Which paper introduces the water footprint concept tied to global consumption?

Explanation:
The idea being tested is how to measure freshwater use in the context of what people actually consume, not just what happens to be drawn within a country. This means tracking the water embedded in goods and services through global supply chains—the water required to produce things people buy, including imports and exports. It shifts the focus from domestic water withdrawals to a consumption-based view of water use, highlighting how consumption in one country can drive water use in other regions (the virtual water carried by trade). That concept was formalized in the paper by Hoekstra and colleagues in 2012, which lays out the framework for the water footprint of nations and explains how to quantify the freshwater use linked to a country’s consumption on a global scale. It ties the idea directly to global consumption patterns and trade, making it the key reference for understanding consumption-based water accounting. The other options pertain to related topics or later developments but do not introduce this global-consumption framing of the water footprint.
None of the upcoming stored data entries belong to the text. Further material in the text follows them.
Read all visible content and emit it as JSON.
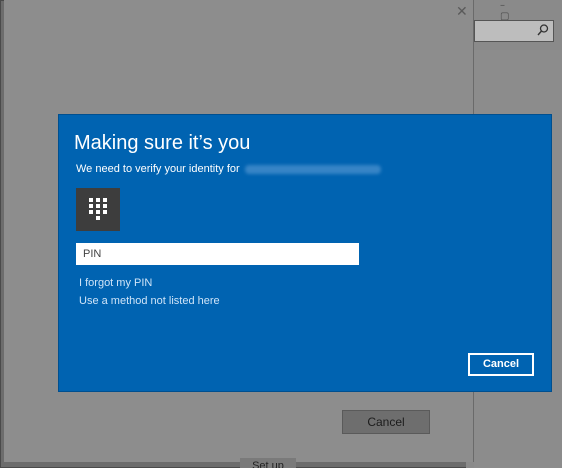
{
  "background_window": {
    "controls": "– ▢ ✕"
  },
  "pin_setup_dialog": {
    "close_glyph": "✕",
    "cancel_label": "Cancel",
    "setup_label": "Set up"
  },
  "security_dialog": {
    "title": "Making sure it’s you",
    "subtitle": "We need to verify your identity for",
    "pin_placeholder": "PIN",
    "forgot_link": "I forgot my PIN",
    "other_method_link": "Use a method not listed here",
    "cancel_label": "Cancel",
    "icon": "keypad-icon"
  },
  "colors": {
    "dialog_blue": "#0063b1",
    "link": "#cfe4f8",
    "tile": "#3d3d3d"
  }
}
The idea being tested is how to measure freshwater use in the context of what people actually consume, not just what happens to be drawn within a country. This means tracking the water embedded in goods and services through global supply chains—the water required to produce things people buy, including imports and exports. It shifts the focus from domestic water withdrawals to a consumption-based view of water use, highlighting how consumption in one country can drive water use in other regions (the virtual water carried by trade).

That concept was formalized in the paper by Hoekstra and colleagues in 2012, which lays out the framework for the water footprint of nations and explains how to quantify the freshwater use linked to a country’s consumption on a global scale. It ties the idea directly to global consumption patterns and trade, making it the key reference for understanding consumption-based water accounting. The other options pertain to related topics or later developments but do not introduce this global-consumption framing of the water footprint.